20e dimanche après la Pentecôte – 2012 – Lc 7, 11-16

Quel hasard ! Au moment même où Jésus s’approche d’une ville, voilà qu’il croise un enterrement. En fait, ce sont presque deux cortèges qui se croisent : il y a beaucoup de gens qui suivent Jésus et une foule considérable de gens de la ville qui suivent le cortège funèbre. C’est qu’on enterre un fils unique dont la mère était veuve. De quoi apitoyer, de quoi émouvoir. Et saint Luc nous dit que Jésus lui-même fut touché de compassion.

Combien de miracles Jésus n’aura-t-il pas fait par compassion ! Car ici, on ne lui demande rien, Il ne demande rien. Il s’approche de la mère, touche le cercueil, et le mort se dresse et parle. Il était couché, il se relève. Il était muet, il parle ! Le Christ lui a rendu la vie et la parole.

Et si on réfléchissait un peu plus loin que, simplement, ce qui vient de se passer. Si on réfléchissait sur les éléments même de ce récit… c’est que ce n’est peut-être pas simplement pour susciter la pitié pour la femme et montrer la compassion de Jésus que l’évangéliste rapporte cet événement.

D’abord, il y a rencontre. Jésus, ses disciples et la foule. La mère, son fils mort et là aussi une foule qui les suit.

La mère. C’est l’image de celle qui donne la vie, celle que la Genèse appela Ève ; c’est l’image aussi de la mère nourricière, de la mère nature et son fils est donc l’homme, l’être humain. C’est son fils unique, parce que l’homme est unique dans la création, parce que chaque homme est unique aux yeux de Dieu. Mais la femme est veuve. Le défunt n’avait donc plus de père … voilà qui, évidemment, nous parle tout autrement !

La foule qui suit le cercueil ne fait donc que suivre l’homme – l’être humain – dans ce qui paraît être sa fin ultime : la mort. La foule qui suit Jésus, marche sur les pas de celui qui parle de la Vie éternelle, du Père retrouvé, celui qui est la vie, celui qui peut nous mener au Père. Et la rencontre se fait.

Comme dans une préfiguration du matin de Pâques, Jésus rend la vie à cet homme, cet être unique que, malgré tous ses soins, malgré tout son amour, sa mère nature n’avait pas pu garder en vie. Mais Jésus, par sa mort, va vaincre la mort, (c’est ce que nous chantons dans le tropaire de Pâques) et c’est en cela que le geste de Jésus est comme une annonce, une préfiguration de la victoire pascale. Comme le sera la résurrection de Lazare.
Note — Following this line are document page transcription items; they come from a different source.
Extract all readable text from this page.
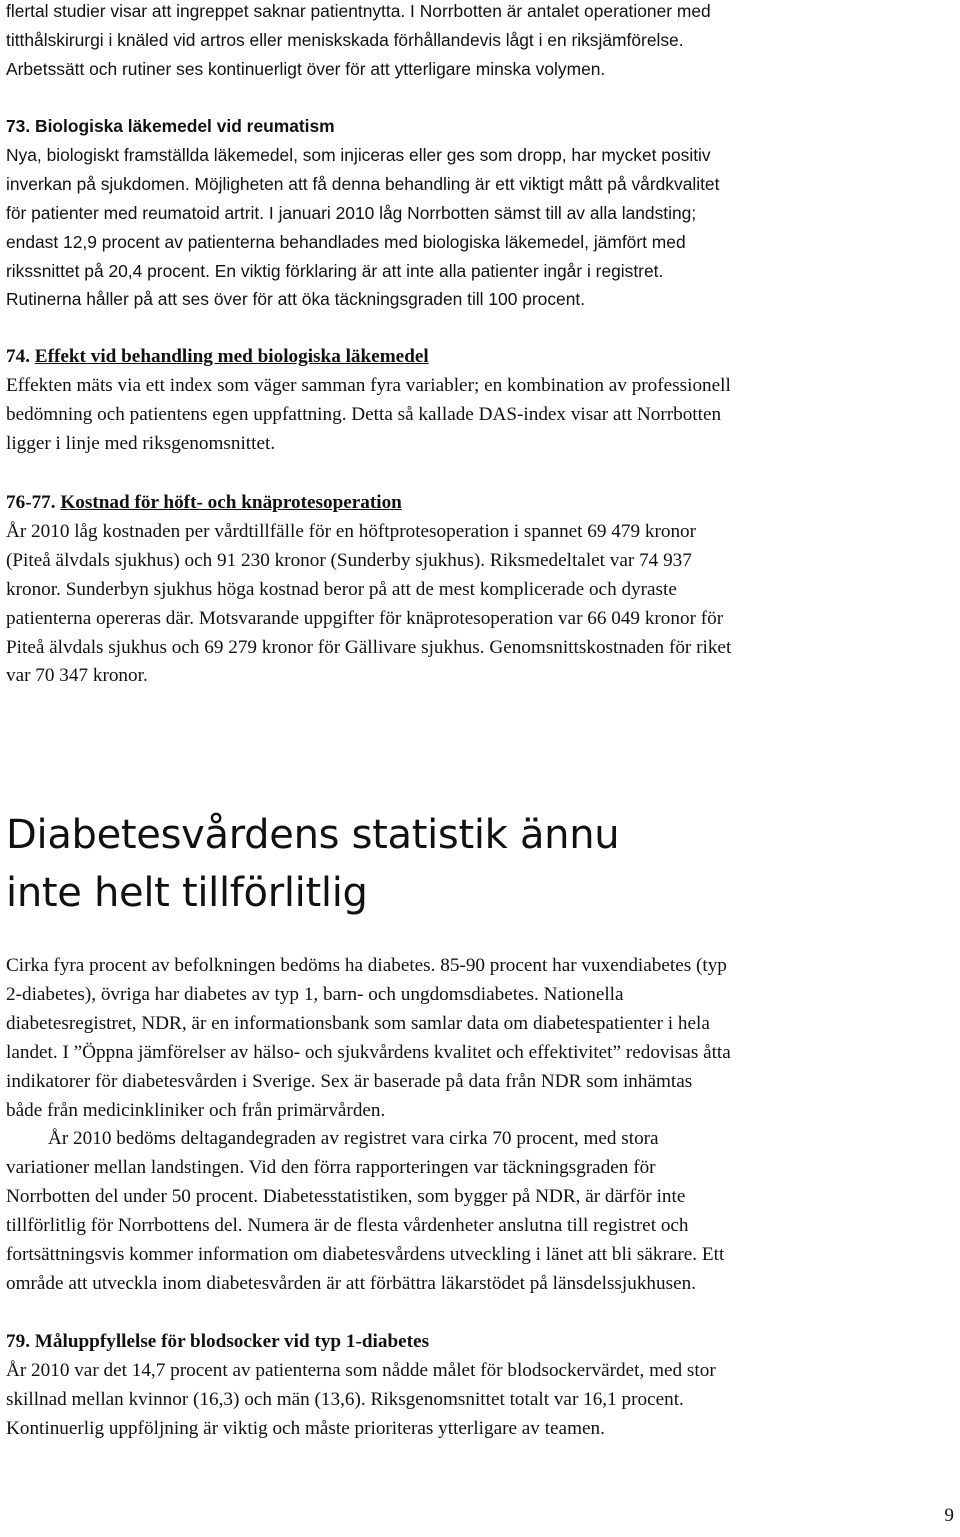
flertal studier visar att ingreppet saknar patientnytta. I Norrbotten är antalet operationer med
titthålskirurgi i knäled vid artros eller meniskskada förhållandevis lågt i en riksjämförelse.
Arbetssätt och rutiner ses kontinuerligt över för att ytterligare minska volymen.

73. Biologiska läkemedel vid reumatism

Nya, biologiskt framställda läkemedel, som injiceras eller ges som dropp, har mycket positiv
inverkan på sjukdomen. Möjligheten att få denna behandling är ett viktigt mått på vårdkvalitet
för patienter med reumatoid artrit. I januari 2010 låg Norrbotten sämst till av alla landsting;
endast 12,9 procent av patienterna behandlades med biologiska läkemedel, jämfört med
rikssnittet på 20,4 procent. En viktig förklaring är att inte alla patienter ingår i registret.
Rutinerna håller på att ses över för att öka täckningsgraden till 100 procent.

74. Effekt vid behandling med biologiska läkemedel

Effekten mäts via ett index som väger samman fyra variabler; en kombination av professionell
bedömning och patientens egen uppfattning. Detta så kallade DAS-index visar att Norrbotten
ligger i linje med riksgenomsnittet.

76-77. Kostnad för höft- och knäprotesoperation

År 2010 låg kostnaden per vårdtillfälle för en höftprotesoperation i spannet 69 479 kronor
(Piteå älvdals sjukhus) och 91 230 kronor (Sunderby sjukhus). Riksmedeltalet var 74 937
kronor. Sunderbyn sjukhus höga kostnad beror på att de mest komplicerade och dyraste
patienterna opereras där. Motsvarande uppgifter för knäprotesoperation var 66 049 kronor för
Piteå älvdals sjukhus och 69 279 kronor för Gällivare sjukhus. Genomsnittskostnaden för riket
var 70 347 kronor.

Diabetesvårdens statistik ännu
inte helt tillförlitlig

Cirka fyra procent av befolkningen bedöms ha diabetes. 85-90 procent har vuxendiabetes (typ
2-diabetes), övriga har diabetes av typ 1, barn- och ungdomsdiabetes. Nationella
diabetesregistret, NDR, är en informationsbank som samlar data om diabetespatienter i hela
landet. I ”Öppna jämförelser av hälso- och sjukvårdens kvalitet och effektivitet” redovisas åtta
indikatorer för diabetesvården i Sverige. Sex är baserade på data från NDR som inhämtas
både från medicinkliniker och från primärvården.

År 2010 bedöms deltagandegraden av registret vara cirka 70 procent, med stora
variationer mellan landstingen. Vid den förra rapporteringen var täckningsgraden för
Norrbotten del under 50 procent. Diabetesstatistiken, som bygger på NDR, är därför inte
tillförlitlig för Norrbottens del. Numera är de flesta vårdenheter anslutna till registret och
fortsättningsvis kommer information om diabetesvårdens utveckling i länet att bli säkrare. Ett
område att utveckla inom diabetesvården är att förbättra läkarstödet på länsdelssjukhusen.

79. Måluppfyllelse för blodsocker vid typ 1-diabetes

År 2010 var det 14,7 procent av patienterna som nådde målet för blodsockervärdet, med stor
skillnad mellan kvinnor (16,3) och män (13,6). Riksgenomsnittet totalt var 16,1 procent.
Kontinuerlig uppföljning är viktig och måste prioriteras ytterligare av teamen.

9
Les foules, celle qui accompagnait Jésus, celle qui suivait l’enterrement, ces foules ont-elles compris ce qui se passait vraiment ? Sans doute que non. Mais elles vont rendre gloire à Dieu et proclamer la venue d’un grand prophète.

Cet épisode se situe donc dans une sorte de devenir. Pour nous, c’est un rappel de ce que Jésus-Christ, fils de Dieu incarné a fait pour notre salut, fils de femmes, fils d’hommes. Nous qui étions morts spirituellement et qu’Il a redressés, à qui il a rendu la parole. Nous qui étions sans Père parce que nous avions délaissé le ciel pour vivre de la terre. Pour nous, c’est cette éternelle rencontre avec Jésus-Christ qui vient vers nous, qui nous appelle, nous appelle à la Vie.

C’est une rencontre. Par hasard ? Il n’y a pas de hasard dans le dessein de Dieu. Et nous aurions beau nous poser des questions : pourquoi moi ? Pourquoi maintenant ? Nous ne pourrions trouver aucune vraie réponse. Mais Dieu a visité son peuple. Voilà ce que clament les gens de Naïm. Puisse Dieu nous visiter encore et toujours et surtout puissions-nous lui ouvrir notre cœur et notre âme pour qu’il y mette la Vie.